/ 15 July 2011

Dancing with demons

Dancing With Demons

Dancing in the Glory of Monsters — The Collapse of the Congo and the Great War in Africa (Public Affairs) by Jason K Stearns

If there is one thing I can say unequivocally about the Democratic Republic of Congo after 15 years of living and working there, it is that everything is large-scale — from former president Mobutu Sese Seko’s legendary corruption and lavish lifestyle to the size of the country; from the great Congolese musicians and people’s appetite for beer, fashion, dancing and a good time to its role at the heart of what has been dubbed Africa’s “first World War”.

So it is appropriate that Jason Stearns has written an ambitious book. In an attempt to understand the dynamics that led to successive regional and internal wars in the Congo since the 1996-1997 war that overthrew Mobutu, Stearns takes as his departure point that the evil underpinning the tremendous brutality of these wars is not the result of a “superhuman capacity for evil”.

The aim of the book, he says, is to try to “understand why war made more sense than peace, why the regional political elites seem to be so rich in opportunism and so lacking in ­virtue”. I can well understand Stearns’s desire to find some sense in the devastating poverty, corruption, violence and everyday brutality most Congolese have to endure. If you can start to understand it, perhaps you can also try to fix it.

Doomed to destruction

For outsiders who know the conflict only through the occasional newspaper headline, it seems that the problem is innate, that the Congo should perhaps be written off as a region doomed to a vicious cycle of poverty and war.

Close observers baulk at such suggestions and insist that history is key to understanding — and perhaps solving — this great country’s woes.

Stearns takes us back to the origins of the international coalition that overthrew Mobutu in May 1997 and provides important background for the motivations of each member of the grouping, the unifying force of which was a distaste for the ailing dictator and his errant policies, especially his support for a hodgepodge of rebel groups fighting in countries such as Rwanda, Uganda
and Angola.

Rwanda — the main concern of which was the presence across the poorly controlled Congo border of more than a million Rwandan Hutu refugees, many of whom had been part of the Hutu militia responsible for the 1994 genocide — played the co-ordinating role and did most of the fighting.

Stearns traces the changing agendas and shifting alliances — former Congo president Laurent Kabila fell out with his allies within a year of coming to power and then, backed by Zimbabwe, Namibia and Angola, faced them in a second war that lasted until the formation of a ­transition government in 2003.

But even today the eastern Congo remains the scene of violence — countless armed groups continue to operate there.
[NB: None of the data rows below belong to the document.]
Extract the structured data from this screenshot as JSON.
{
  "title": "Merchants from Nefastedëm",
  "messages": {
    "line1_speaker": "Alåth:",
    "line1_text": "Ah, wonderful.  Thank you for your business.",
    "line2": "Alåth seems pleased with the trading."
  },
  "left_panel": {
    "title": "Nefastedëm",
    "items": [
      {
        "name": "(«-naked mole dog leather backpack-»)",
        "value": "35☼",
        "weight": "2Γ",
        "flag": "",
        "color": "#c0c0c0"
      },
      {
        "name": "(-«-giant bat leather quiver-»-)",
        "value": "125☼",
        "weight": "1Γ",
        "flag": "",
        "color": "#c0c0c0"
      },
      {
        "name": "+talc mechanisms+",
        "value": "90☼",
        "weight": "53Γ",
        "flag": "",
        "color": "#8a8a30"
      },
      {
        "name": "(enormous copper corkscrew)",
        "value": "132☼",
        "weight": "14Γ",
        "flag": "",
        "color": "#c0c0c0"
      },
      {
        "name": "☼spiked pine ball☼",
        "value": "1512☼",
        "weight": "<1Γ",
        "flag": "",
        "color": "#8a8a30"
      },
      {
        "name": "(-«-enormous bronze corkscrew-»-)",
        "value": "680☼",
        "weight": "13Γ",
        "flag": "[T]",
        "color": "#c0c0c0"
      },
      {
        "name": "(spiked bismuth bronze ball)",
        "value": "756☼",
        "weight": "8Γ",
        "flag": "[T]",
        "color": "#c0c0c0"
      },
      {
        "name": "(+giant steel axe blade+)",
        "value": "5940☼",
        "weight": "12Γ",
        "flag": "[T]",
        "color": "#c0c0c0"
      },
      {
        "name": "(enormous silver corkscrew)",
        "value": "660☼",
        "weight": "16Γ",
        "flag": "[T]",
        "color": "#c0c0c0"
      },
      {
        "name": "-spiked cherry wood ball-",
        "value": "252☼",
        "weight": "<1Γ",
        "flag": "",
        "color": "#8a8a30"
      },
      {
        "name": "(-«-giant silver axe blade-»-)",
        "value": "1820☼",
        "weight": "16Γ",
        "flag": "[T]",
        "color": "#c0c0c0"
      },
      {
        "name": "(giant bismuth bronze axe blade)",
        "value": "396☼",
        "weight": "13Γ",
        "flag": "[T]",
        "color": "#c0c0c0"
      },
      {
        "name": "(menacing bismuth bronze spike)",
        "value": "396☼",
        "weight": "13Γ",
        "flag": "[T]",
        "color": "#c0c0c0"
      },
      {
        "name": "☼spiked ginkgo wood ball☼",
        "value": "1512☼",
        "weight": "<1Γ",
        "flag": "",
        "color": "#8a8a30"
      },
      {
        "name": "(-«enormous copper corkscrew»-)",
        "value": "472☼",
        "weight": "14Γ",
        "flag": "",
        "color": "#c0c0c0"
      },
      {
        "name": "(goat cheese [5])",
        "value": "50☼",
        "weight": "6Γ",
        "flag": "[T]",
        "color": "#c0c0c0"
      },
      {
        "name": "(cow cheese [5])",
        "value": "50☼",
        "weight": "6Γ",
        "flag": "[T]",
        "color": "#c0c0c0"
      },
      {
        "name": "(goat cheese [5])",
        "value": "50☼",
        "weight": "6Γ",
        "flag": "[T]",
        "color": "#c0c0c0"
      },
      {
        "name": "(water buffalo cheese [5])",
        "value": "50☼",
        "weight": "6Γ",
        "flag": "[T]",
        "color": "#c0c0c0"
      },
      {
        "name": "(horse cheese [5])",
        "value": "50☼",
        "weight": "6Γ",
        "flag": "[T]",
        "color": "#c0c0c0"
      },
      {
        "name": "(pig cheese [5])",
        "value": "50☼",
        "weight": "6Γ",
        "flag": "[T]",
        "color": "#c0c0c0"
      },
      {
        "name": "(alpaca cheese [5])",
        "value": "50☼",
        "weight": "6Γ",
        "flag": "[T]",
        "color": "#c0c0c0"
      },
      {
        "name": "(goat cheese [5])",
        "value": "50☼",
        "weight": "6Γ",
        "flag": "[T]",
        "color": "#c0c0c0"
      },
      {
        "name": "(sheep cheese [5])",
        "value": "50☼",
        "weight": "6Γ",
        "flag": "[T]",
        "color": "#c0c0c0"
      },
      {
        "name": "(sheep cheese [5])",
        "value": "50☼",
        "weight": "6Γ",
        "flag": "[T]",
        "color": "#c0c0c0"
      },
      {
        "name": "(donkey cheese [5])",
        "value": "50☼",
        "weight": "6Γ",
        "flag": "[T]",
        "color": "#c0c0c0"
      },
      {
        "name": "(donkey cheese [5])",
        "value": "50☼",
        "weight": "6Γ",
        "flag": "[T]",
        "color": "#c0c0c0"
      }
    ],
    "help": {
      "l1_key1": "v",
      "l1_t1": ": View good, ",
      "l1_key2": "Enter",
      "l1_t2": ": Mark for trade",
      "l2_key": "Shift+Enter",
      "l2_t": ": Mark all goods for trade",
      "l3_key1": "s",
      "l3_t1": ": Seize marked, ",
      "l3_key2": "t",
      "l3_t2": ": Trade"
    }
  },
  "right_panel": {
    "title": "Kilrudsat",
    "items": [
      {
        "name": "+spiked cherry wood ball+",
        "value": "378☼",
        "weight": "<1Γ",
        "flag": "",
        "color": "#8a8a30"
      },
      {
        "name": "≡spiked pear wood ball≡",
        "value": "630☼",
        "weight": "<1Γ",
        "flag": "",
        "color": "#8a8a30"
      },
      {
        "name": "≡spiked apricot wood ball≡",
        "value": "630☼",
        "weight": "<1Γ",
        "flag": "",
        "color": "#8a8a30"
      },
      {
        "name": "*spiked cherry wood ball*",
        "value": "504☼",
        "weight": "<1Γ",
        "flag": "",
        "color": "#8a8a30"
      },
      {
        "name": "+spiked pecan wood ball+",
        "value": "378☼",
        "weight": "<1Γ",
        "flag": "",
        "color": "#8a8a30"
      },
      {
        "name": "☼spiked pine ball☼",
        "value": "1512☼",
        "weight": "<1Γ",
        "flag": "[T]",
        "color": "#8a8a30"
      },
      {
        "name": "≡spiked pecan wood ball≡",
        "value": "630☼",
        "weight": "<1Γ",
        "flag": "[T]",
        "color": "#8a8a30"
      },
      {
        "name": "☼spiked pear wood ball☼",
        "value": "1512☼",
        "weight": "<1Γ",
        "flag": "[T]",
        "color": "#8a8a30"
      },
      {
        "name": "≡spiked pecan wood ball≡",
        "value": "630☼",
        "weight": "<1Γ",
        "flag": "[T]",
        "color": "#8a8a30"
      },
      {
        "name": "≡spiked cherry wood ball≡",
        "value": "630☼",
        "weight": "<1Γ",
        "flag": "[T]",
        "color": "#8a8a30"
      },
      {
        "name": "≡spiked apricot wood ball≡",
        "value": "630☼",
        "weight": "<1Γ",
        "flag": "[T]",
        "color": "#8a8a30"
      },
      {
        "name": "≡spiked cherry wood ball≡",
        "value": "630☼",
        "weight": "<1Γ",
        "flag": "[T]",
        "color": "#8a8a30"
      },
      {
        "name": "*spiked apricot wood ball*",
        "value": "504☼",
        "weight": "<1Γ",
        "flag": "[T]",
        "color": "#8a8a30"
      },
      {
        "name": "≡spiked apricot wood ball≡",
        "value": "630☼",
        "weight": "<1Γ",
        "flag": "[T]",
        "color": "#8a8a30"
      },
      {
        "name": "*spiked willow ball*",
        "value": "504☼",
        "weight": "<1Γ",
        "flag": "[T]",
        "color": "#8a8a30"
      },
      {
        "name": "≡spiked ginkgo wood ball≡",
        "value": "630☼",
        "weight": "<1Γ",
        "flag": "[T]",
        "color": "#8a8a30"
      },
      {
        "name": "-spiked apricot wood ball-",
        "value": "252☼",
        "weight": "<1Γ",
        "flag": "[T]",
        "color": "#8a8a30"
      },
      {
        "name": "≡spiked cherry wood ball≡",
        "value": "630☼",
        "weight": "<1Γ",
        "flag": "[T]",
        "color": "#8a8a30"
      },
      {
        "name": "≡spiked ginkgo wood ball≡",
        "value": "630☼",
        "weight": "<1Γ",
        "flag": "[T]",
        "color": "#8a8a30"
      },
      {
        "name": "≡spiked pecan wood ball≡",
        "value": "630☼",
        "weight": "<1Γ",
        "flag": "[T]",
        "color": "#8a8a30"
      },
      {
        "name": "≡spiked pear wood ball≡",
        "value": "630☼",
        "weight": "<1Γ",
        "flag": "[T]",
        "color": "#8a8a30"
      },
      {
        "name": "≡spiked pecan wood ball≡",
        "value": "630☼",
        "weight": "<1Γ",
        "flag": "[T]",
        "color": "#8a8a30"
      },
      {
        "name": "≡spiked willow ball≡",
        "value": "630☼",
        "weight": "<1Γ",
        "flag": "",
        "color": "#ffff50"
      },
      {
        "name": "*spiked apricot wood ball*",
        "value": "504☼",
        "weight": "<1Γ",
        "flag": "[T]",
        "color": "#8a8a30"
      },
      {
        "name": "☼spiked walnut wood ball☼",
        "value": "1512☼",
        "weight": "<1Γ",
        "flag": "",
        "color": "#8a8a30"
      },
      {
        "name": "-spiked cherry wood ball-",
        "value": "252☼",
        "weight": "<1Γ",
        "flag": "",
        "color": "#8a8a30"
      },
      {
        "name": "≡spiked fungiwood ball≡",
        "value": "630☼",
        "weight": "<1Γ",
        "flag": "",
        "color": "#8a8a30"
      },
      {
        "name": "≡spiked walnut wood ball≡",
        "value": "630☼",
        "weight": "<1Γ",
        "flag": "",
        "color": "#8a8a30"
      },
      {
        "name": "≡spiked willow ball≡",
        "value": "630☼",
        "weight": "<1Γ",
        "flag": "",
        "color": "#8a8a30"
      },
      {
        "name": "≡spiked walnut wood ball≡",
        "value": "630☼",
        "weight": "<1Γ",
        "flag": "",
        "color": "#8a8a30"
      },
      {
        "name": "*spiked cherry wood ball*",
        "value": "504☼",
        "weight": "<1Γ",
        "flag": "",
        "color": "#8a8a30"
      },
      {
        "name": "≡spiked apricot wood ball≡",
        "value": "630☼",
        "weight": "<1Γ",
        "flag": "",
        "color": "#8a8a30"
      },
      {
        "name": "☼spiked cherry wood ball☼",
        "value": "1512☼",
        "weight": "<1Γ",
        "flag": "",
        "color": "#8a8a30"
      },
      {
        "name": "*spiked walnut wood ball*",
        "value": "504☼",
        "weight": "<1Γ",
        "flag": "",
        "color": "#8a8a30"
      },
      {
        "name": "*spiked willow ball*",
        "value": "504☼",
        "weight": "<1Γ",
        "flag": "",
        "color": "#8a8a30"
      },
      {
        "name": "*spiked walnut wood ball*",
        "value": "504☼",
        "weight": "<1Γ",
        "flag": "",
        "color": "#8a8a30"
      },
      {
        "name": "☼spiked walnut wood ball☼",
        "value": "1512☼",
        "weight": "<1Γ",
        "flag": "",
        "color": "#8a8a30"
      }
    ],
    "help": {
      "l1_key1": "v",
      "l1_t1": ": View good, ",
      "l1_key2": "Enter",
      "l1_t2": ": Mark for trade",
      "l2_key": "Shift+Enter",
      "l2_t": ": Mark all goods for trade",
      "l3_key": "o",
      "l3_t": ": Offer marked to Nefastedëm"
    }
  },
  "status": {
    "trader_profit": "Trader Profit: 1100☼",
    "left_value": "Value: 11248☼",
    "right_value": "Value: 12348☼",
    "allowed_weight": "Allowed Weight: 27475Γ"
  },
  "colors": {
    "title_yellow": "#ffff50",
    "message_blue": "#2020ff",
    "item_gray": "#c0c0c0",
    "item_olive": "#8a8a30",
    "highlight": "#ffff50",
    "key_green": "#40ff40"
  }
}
This is both a legacy of the unfinished business of past wars and of new animosities stoked by these larger conflicts.
Stearns focuses in particular on the hostility between the Congolese Tutsi and the Banyamulenge (Rwandan Tutsis who emigrated to the eastern Congo during the previous century) and other Congolese ethnic groups, which was fuelled by politicised land ownership, Mobutu’s political games over citizenship and the arrival in the eastern Congo of more than one million Rwandan Hutu refugees after the 1994 genocide.

Perpetrated by both sides

Although the Congolese Tutsi and Banyamulenge communities are tiny compared with the country’s total population, they have played a disproportionately visible role in the conflicts of the past two decades. Stearns’s accounts of the violence, which has been perpetrated by both sides and frequently orchestrated by self-interested leaders, and of the absence of sympathy or even factual knowledge of one another and what they have endured, are particularly striking and effective.

Similarly, the real-life characters Stearns chooses as co-narrators in this history of violence help to personalise and contextualise the litany of names, dates and atrocities, and it is in these moments that Stearns comes closest to reaching his goal of demonstrating how the dynamics of evil played themselves out in these wars. There is Ernest Wamba dia Wamba, a lifelong academic familiar with the lecture halls of American universities and the first leader of the Rwandan-backed Rally for Congolese Democracy. He knew that Rwanda, and not he, really controlled the rebel movement he was leading, but he still believed he was doing a good thing. And there is Beatrice, a Rwandan Hutu refugee, whom we first meet in a refugee camp in the eastern Congo, where she adopts several orphaned children, and with whom we part ways after she has spent many months fleeing across the country, hunted down by the Rwandan Tutsi army.

Stearns touches on many other important issues in less detail, such as the financing of the wars, the role of Western powers and the overall fragility of the Congolese state. The subject he has tackled is vast and impossible to cover in one book. But for anyone interested in the Congo and the Great Lakes region this is a great read — one I highly ­recommend.